Spring Batch批处理框架
约 1382 字大约 5 分钟
spring-batchbatch
2025-04-05
概述
Spring Batch 是一个轻量级的批处理框架,专为企业级批量数据处理场景设计。它提供了可重用的组件来处理大量数据的读取、转换和写入,支持事务管理、任务重启、跳过和重试等企业级特性。适用于 ETL、报表生成、数据迁移等场景。
核心架构
| 组件 | 说明 |
|---|---|
| Job | 一个批处理任务,由多个 Step 组成 |
| Step | Job 中的一个独立执行步骤 |
| ItemReader | 从数据源读取数据 |
| ItemProcessor | 对读取的数据进行转换/过滤 |
| ItemWriter | 将处理后的数据写入目标 |
| Tasklet | 简单的单步任务(非 Chunk 模式) |
| JobRepository | 存储 Job 执行的元数据(状态、参数等) |
| JobLauncher | 启动 Job 的入口 |
Chunk 处理模型
基本示例:CSV 导入数据库
定义实体和处理器
// 数据模型
public class Employee {
private Long id;
private String name;
private String email;
private String department;
private BigDecimal salary;
// constructors, getters, setters...
}
// ItemProcessor:数据转换和过滤
public class EmployeeProcessor implements ItemProcessor<Employee, Employee> {
@Override
public Employee process(Employee employee) throws Exception {
// 返回null表示过滤掉该条记录
if (employee.getSalary() == null || employee.getSalary().compareTo(BigDecimal.ZERO) <= 0) {
return null;
}
// 数据标准化
employee.setName(employee.getName().trim());
employee.setEmail(employee.getEmail().toLowerCase().trim());
employee.setDepartment(employee.getDepartment().toUpperCase());
return employee;
}
}配置 Job
@Configuration
public class EmployeeImportJobConfig {
@Autowired
private JobRepository jobRepository;
@Autowired
private PlatformTransactionManager transactionManager;
@Autowired
private DataSource dataSource;
@Bean
public Job employeeImportJob(Step importStep, Step reportStep) {
return new JobBuilder("employeeImportJob", jobRepository)

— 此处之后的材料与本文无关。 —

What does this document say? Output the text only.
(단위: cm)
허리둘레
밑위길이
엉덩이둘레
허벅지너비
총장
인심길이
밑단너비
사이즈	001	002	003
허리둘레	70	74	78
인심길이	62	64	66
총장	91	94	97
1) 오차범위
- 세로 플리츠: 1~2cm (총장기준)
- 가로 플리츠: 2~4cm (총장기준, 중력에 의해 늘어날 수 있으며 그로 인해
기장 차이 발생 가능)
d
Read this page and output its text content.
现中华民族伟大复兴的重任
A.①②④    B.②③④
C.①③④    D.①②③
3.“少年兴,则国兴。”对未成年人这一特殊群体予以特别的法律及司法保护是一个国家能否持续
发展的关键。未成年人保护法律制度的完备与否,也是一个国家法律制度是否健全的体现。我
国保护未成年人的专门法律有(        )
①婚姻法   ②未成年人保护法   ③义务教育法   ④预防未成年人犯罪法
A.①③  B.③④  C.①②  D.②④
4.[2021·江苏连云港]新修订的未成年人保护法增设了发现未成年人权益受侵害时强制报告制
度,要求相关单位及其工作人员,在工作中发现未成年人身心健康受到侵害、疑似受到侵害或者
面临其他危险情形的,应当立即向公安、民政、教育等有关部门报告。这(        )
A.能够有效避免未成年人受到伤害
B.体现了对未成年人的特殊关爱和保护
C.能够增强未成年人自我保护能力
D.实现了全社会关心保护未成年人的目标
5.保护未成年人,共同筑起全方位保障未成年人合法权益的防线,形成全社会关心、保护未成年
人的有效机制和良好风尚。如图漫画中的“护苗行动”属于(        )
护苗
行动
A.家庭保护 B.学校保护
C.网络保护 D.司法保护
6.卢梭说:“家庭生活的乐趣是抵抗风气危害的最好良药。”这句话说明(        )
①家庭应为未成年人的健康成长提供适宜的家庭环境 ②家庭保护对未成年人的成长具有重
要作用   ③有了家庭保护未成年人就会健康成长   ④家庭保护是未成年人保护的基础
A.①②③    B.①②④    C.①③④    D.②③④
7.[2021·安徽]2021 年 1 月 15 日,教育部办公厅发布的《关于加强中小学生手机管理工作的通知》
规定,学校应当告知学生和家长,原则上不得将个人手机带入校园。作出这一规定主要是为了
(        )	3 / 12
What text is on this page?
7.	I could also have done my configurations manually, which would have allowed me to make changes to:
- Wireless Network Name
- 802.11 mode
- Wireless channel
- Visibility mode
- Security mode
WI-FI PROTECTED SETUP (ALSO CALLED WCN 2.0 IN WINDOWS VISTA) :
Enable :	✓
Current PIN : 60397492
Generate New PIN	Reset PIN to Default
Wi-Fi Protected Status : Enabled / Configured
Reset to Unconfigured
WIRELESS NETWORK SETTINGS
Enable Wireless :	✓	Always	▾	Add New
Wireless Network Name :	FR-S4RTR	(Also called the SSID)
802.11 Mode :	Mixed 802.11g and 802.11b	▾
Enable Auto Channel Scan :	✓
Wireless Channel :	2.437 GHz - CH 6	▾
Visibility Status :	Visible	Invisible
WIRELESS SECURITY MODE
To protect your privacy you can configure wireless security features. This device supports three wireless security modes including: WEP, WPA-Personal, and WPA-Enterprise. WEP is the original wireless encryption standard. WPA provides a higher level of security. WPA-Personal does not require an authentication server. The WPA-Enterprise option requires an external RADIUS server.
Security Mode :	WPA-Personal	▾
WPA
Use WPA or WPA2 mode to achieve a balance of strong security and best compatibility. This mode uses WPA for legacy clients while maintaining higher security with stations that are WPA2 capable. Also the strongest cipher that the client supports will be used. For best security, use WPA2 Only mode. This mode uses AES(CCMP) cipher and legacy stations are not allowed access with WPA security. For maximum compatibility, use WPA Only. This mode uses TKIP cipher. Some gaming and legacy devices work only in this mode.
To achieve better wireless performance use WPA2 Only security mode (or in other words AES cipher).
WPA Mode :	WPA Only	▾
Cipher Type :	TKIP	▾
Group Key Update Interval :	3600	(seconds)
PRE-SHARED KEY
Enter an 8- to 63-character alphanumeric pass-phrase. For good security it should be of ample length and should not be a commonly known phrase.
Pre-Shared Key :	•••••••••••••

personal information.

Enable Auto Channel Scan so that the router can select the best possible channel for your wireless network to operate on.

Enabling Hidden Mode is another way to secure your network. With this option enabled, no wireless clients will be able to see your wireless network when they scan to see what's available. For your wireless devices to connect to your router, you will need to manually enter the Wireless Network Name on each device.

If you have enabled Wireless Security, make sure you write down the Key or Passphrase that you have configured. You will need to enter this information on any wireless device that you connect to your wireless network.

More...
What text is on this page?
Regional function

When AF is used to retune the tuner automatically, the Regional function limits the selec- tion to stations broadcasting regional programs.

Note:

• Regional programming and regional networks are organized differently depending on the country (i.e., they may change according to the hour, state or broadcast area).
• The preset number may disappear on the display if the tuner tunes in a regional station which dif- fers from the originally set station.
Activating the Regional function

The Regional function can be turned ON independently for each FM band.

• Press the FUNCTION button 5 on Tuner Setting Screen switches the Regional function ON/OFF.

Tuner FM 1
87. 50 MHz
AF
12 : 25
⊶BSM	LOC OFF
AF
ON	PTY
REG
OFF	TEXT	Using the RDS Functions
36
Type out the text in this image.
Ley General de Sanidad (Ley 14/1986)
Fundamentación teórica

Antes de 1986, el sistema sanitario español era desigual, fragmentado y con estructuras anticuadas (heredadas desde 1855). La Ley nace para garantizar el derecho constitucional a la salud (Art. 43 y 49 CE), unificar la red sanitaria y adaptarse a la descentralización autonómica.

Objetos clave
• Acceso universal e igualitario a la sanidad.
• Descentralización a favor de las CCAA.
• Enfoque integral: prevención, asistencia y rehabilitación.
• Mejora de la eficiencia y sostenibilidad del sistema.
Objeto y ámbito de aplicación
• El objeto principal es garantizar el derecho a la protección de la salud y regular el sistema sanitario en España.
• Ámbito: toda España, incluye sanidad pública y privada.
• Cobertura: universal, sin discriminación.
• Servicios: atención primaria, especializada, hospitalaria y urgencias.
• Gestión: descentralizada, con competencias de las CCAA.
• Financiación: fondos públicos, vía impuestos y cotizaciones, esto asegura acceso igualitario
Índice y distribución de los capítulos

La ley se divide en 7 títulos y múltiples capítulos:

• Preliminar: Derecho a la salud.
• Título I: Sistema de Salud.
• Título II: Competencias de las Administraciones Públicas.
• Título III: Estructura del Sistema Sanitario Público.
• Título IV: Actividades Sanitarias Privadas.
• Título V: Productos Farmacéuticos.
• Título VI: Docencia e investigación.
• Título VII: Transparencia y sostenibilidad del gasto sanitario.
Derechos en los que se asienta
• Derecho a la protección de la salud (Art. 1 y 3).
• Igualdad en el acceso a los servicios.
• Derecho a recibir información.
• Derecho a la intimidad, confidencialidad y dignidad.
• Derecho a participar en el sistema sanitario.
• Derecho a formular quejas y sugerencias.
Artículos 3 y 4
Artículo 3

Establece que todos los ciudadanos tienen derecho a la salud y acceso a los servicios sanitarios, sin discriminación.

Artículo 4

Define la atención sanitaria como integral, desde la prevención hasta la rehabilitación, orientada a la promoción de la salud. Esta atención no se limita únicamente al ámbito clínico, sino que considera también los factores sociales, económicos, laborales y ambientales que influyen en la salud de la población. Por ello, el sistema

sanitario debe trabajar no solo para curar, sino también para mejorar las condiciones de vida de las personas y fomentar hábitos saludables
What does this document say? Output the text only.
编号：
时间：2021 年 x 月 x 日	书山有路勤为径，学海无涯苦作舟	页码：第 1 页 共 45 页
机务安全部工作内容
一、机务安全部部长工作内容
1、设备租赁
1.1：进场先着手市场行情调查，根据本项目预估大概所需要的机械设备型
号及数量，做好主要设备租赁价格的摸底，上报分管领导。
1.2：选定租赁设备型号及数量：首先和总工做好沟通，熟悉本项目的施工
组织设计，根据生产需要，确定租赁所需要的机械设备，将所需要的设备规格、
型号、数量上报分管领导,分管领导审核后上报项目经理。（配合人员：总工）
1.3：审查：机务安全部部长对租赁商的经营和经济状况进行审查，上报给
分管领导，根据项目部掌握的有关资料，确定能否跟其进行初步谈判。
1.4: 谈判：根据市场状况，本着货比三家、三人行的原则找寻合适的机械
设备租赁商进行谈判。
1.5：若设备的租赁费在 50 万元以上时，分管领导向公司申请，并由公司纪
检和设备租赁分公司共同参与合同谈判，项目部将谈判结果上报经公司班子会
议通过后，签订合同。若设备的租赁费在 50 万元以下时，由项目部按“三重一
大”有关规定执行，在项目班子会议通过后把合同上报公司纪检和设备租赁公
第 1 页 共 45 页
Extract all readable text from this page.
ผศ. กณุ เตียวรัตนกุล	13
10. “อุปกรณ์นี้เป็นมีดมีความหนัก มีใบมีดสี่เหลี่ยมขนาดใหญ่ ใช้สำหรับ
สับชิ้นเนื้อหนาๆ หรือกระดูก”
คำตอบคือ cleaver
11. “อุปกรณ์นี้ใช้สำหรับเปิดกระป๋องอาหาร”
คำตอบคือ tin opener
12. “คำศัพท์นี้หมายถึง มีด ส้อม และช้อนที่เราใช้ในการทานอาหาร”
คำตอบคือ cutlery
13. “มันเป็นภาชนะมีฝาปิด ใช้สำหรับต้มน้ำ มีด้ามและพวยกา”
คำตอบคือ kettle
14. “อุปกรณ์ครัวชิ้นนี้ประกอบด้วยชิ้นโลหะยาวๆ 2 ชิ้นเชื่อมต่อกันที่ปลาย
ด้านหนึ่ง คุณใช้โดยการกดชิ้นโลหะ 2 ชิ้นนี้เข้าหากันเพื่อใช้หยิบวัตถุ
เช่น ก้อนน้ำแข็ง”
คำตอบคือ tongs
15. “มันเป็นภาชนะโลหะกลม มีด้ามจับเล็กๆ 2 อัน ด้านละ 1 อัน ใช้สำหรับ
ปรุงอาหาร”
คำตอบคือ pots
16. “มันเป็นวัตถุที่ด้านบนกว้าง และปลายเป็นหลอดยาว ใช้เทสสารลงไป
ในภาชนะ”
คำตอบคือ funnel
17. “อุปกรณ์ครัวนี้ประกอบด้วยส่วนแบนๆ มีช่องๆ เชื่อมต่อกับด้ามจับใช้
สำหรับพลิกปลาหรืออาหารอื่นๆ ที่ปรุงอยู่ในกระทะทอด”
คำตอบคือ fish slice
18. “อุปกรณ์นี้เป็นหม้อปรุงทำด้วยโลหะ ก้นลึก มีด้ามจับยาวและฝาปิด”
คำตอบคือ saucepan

.incrementer(new RunIdIncrementer())
.validator(new DefaultJobParametersValidator(
new String[]{"inputFile"}, // 必需参数
new String[]{"date"} // 可选参数
))
.start(importStep)
.next(reportStep)
.listener(new JobCompletionListener())
.build();
}
@Bean
public Step importStep(ItemReader<Employee> reader,
ItemProcessor<Employee, Employee> processor,
ItemWriter<Employee> writer) {
return new StepBuilder("importStep", jobRepository)
.<Employee, Employee>chunk(100, transactionManager)
.reader(reader)
.processor(processor)
.writer(writer)
.faultTolerant()
.skipLimit(10)
.skip(FlatFileParseException.class)
.retryLimit(3)
.retry(DeadlockLoserDataAccessException.class)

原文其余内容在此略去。